I am trying to connect to an MQTT server without having to validate the TLS certs. I am using the latest version of Eclipse Paho from a Java program. I cannot find a way to turn off the validation.

In the Python version of Eclipse Paho, the vendor who is running the server uses the following code to turn off the validation:

        client = mqtt_client.Client(client_id, transport='websockets')
        client.tls_set("", cert_reqs=ssl.CERT_NONE)
        client.tls_insecure_set(True)

I don't see an equivalent for Java.

Does anyone know how I can accomplish this in Java?

CodePudding user response:

You will need to pass a custom SSLSocketFactory as part of the MqttConnectOptions object passed to the Paho client's connect() method.
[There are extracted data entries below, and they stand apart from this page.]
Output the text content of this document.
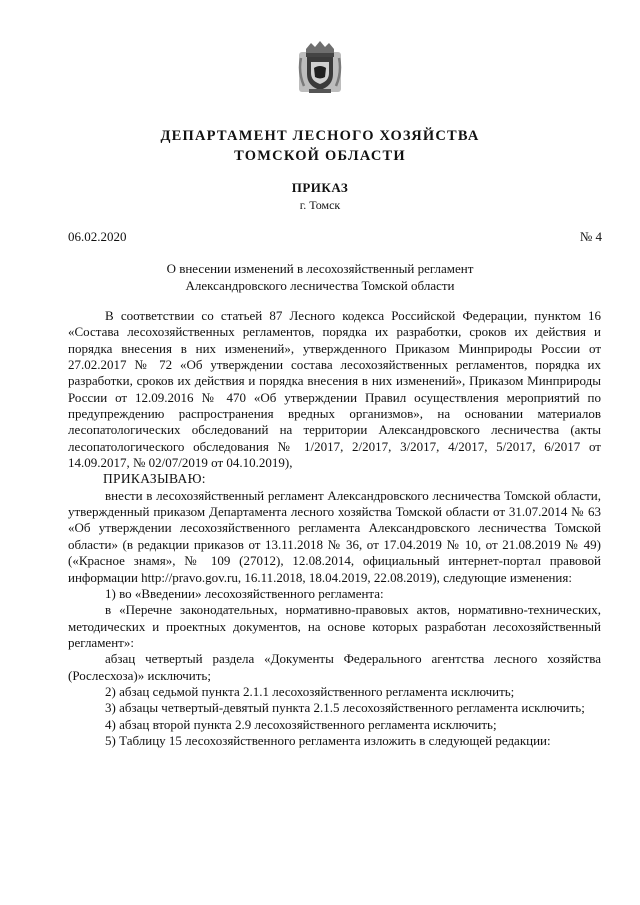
ДЕПАРТАМЕНТ ЛЕСНОГО ХОЗЯЙСТВА
ТОМСКОЙ ОБЛАСТИ
ПРИКАЗ
г. Томск
06.02.2020	№ 4
О внесении изменений в лесохозяйственный регламент
Александровского лесничества Томской области

В соответствии со статьей 87 Лесного кодекса Российской Федерации, пунктом 16 «Состава лесохозяйственных регламентов, порядка их разработки, сроков их действия и порядка внесения в них изменений», утвержденного Приказом Минприроды России от 27.02.2017 № 72 «Об утверждении состава лесохозяйственных регламентов, порядка их разработки, сроков их действия и порядка внесения в них изменений», Приказом Минприроды России от 12.09.2016 № 470 «Об утверждении Правил осуществления мероприятий по предупреждению распространения вредных организмов», на основании материалов лесопатологических обследований на территории Александровского лесничества (акты лесопатологического обследования № 1/2017, 2/2017, 3/2017, 4/2017, 5/2017, 6/2017 от 14.09.2017, № 02/07/2019 от 04.10.2019),

ПРИКАЗЫВАЮ:

внести в лесохозяйственный регламент Александровского лесничества Томской области, утвержденный приказом Департамента лесного хозяйства Томской области от 31.07.2014 № 63 «Об утверждении лесохозяйственного регламента Александровского лесничества Томской области» (в редакции приказов от 13.11.2018 № 36, от 17.04.2019 № 10, от 21.08.2019 № 49) («Красное знамя», № 109 (27012), 12.08.2014, официальный интернет-портал правовой информации http://pravo.gov.ru, 16.11.2018, 18.04.2019, 22.08.2019), следующие изменения:

1) во «Введении» лесохозяйственного регламента:

в «Перечне законодательных, нормативно-правовых актов, нормативно-технических, методических и проектных документов, на основе которых разработан лесохозяйственный регламент»:

абзац четвертый раздела «Документы Федерального агентства лесного хозяйства (Рослесхоза)» исключить;

2) абзац седьмой пункта 2.1.1 лесохозяйственного регламента исключить;

3) абзацы четвертый-девятый пункта 2.1.5 лесохозяйственного регламента исключить;

4) абзац второй пункта 2.9 лесохозяйственного регламента исключить;

5) Таблицу 15 лесохозяйственного регламента изложить в следующей редакции:
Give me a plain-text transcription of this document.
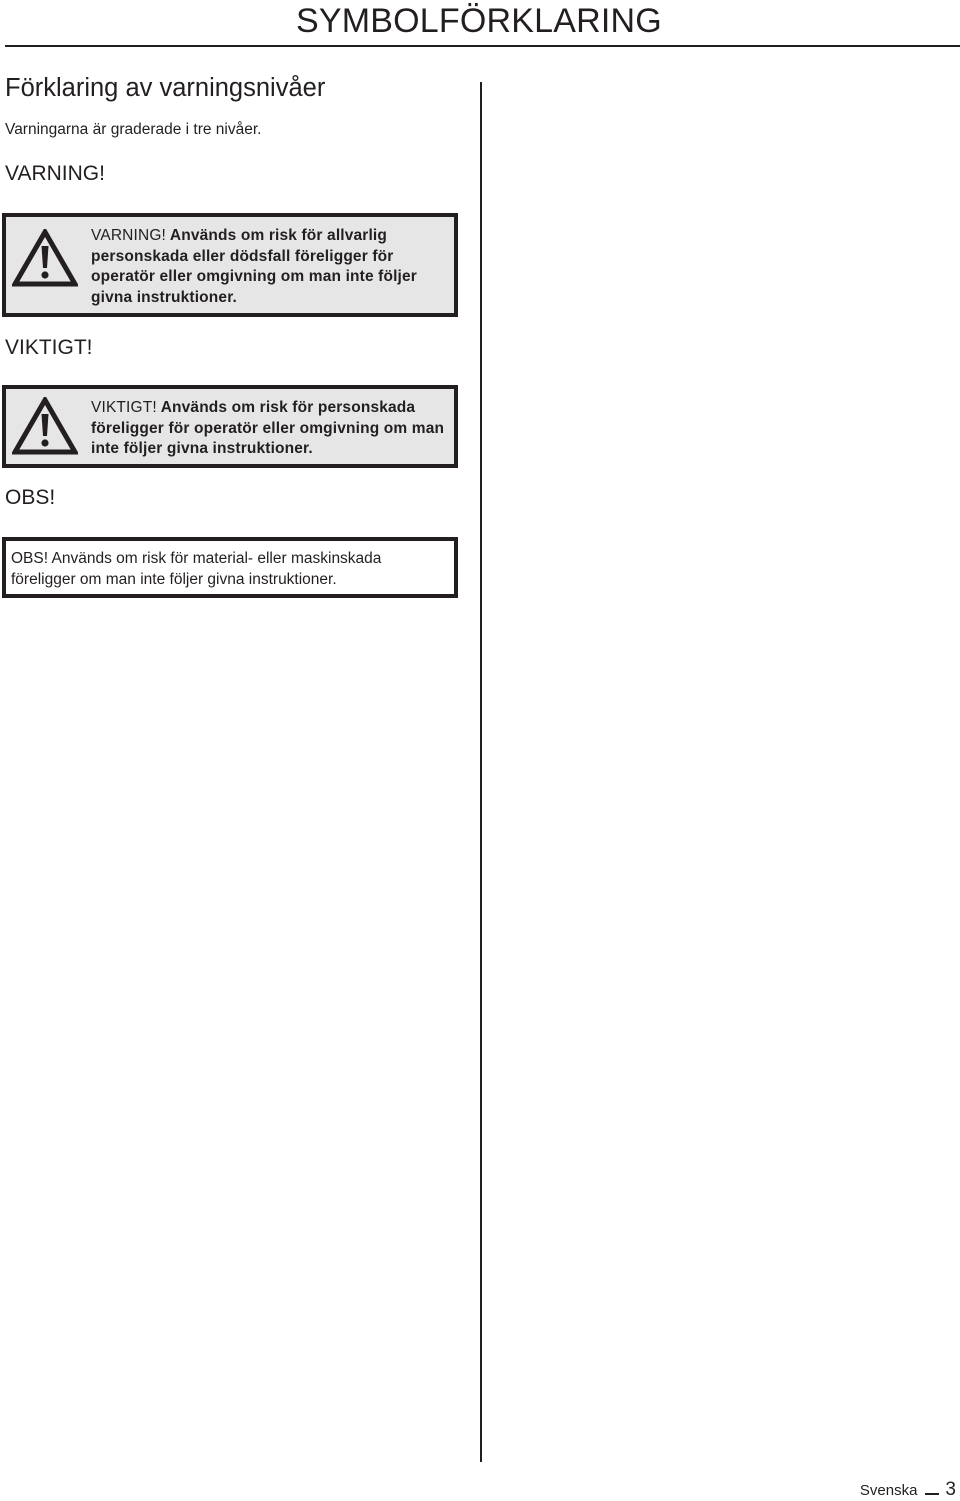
SYMBOLFÖRKLARING
Förklaring av varningsnivåer
Varningarna är graderade i tre nivåer.
VARNING!
VARNING! Används om risk för allvarlig personskada eller dödsfall föreligger för operatör eller omgivning om man inte följer givna instruktioner.
VIKTIGT!
VIKTIGT! Används om risk för personskada föreligger för operatör eller omgivning om man inte följer givna instruktioner.
OBS!
OBS! Används om risk för material- eller maskinskada föreligger om man inte följer givna instruktioner.
Svenska 3
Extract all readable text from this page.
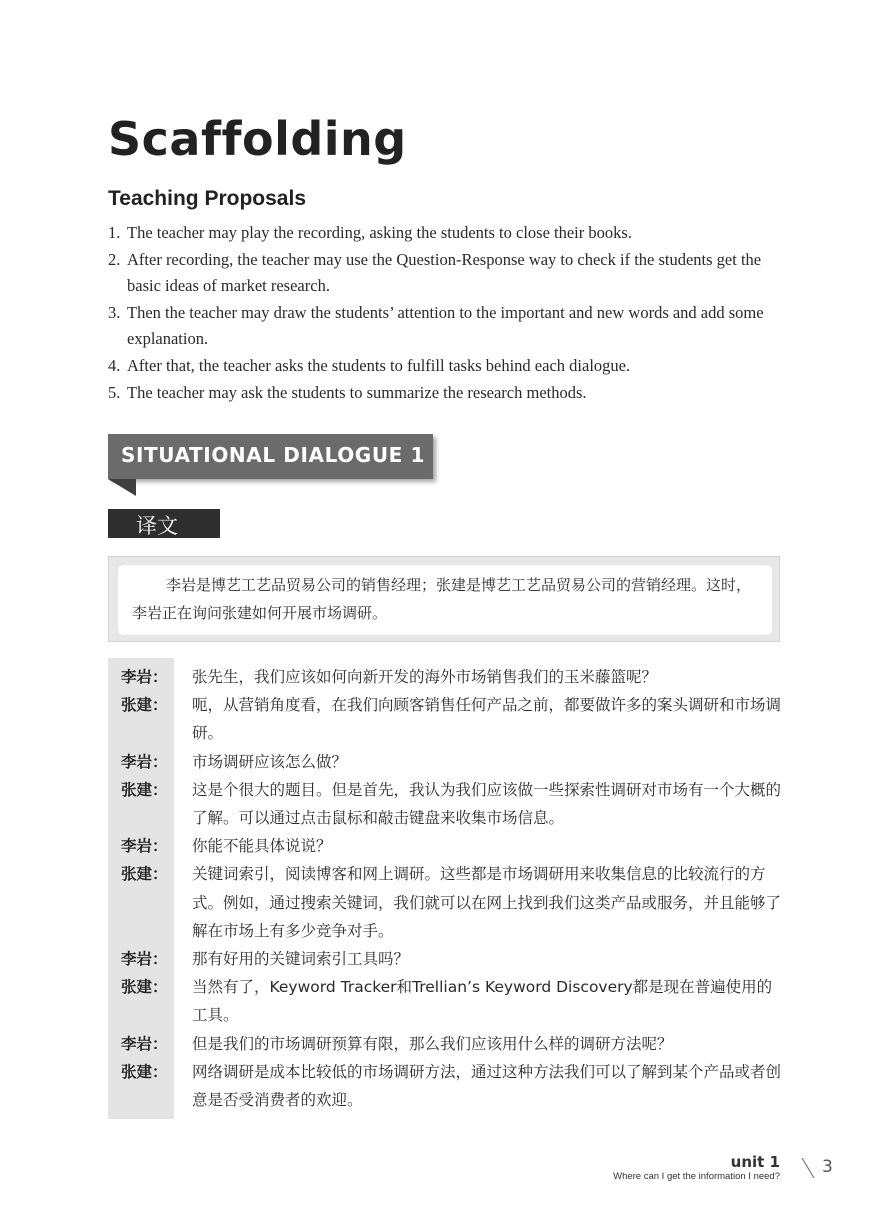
Scaffolding
Teaching Proposals
1. The teacher may play the recording, asking the students to close their books.
2. After recording, the teacher may use the Question-Response way to check if the students get the basic ideas of market research.
3. Then the teacher may draw the students’ attention to the important and new words and add some explanation.
4. After that, the teacher asks the students to fulfill tasks behind each dialogue.
5. The teacher may ask the students to summarize the research methods.
SITUATIONAL DIALOGUE 1
译文
李岩是博艺工艺品贸易公司的销售经理；张建是博艺工艺品贸易公司的营销经理。这时，李岩正在询问张建如何开展市场调研。
李岩：	张先生，我们应该如何向新开发的海外市场销售我们的玉米藤篮呢？
张建：	呃，从营销角度看，在我们向顾客销售任何产品之前，都要做许多的案头调研和市场调研。
李岩：	市场调研应该怎么做？
张建：	这是个很大的题目。但是首先，我认为我们应该做一些探索性调研对市场有一个大概的了解。可以通过点击鼠标和敲击键盘来收集市场信息。
李岩：	你能不能具体说说？
张建：	关键词索引，阅读博客和网上调研。这些都是市场调研用来收集信息的比较流行的方式。例如，通过搜索关键词，我们就可以在网上找到我们这类产品或服务，并且能够了解在市场上有多少竞争对手。
李岩：	那有好用的关键词索引工具吗？
张建：	当然有了，Keyword Tracker和Trellian’s Keyword Discovery都是现在普遍使用的工具。
李岩：	但是我们的市场调研预算有限，那么我们应该用什么样的调研方法呢？
张建：	网络调研是成本比较低的市场调研方法，通过这种方法我们可以了解到某个产品或者创意是否受消费者的欢迎。
unit 1
Where can I get the information I need? 3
This will come from on a SSLContext with a custom TrustManager e.g.

TrustManager [] trustAllCerts = new TrustManager [] {new X509ExtendedTrustManager () {
   @Override
   public void checkClientTrusted (X509Certificate [] chain, String authType, Socket socket) {

   }

   @Override
   public void checkServerTrusted (X509Certificate [] chain, String authType, Socket socket) {

   }

   @Override
   public void checkClientTrusted (X509Certificate [] chain, String authType, SSLEngine engine) {

   }

   @Override
   public void checkServerTrusted (X509Certificate [] chain, String authType, SSLEngine engine) {

   }

   @Override
   public java.security.cert.X509Certificate [] getAcceptedIssuers () {
      return null;
   }

   @Override
   public void checkClientTrusted (X509Certificate [] certs, String authType) {
   }

   @Override
   public void checkServerTrusted (X509Certificate [] certs, String authType) {
   }

}};

SSLContext sc = null;
try {
   sc = SSLContext.getInstance ("TLS");
   sc.init (null, trustAllCerts, new java.security.SecureRandom ());
} catch (KeyManagementException | NoSuchAlgorithmException e) {
   e.printStackTrace ();
}

String uri = "ssl://localhost:1884";
String clientId = "client-101";

MqttClient client = new MqttClient(uri, clientId))
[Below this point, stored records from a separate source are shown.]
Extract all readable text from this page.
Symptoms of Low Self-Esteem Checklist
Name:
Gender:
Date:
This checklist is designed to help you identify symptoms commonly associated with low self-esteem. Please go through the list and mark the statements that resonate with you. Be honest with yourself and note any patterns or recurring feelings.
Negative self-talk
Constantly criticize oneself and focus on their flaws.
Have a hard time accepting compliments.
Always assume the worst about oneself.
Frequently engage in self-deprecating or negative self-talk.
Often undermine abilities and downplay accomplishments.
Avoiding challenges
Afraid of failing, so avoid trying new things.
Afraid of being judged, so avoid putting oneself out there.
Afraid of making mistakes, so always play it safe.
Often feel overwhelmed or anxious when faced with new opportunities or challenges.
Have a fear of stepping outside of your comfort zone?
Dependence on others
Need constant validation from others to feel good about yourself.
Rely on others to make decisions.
final MqttConnectOptions options = new MqttConnectOptions();
options.setSocketFactory(sc.getSocketFactory());

client.connect(options)

This does basically the same as the python code, but you should probably implement some proper checks in the methods in the TrustManager to ensure you are actually connecting to the server you are expecting. Blindly disabling all the checking basically removes a lot of protection of a TLS connection.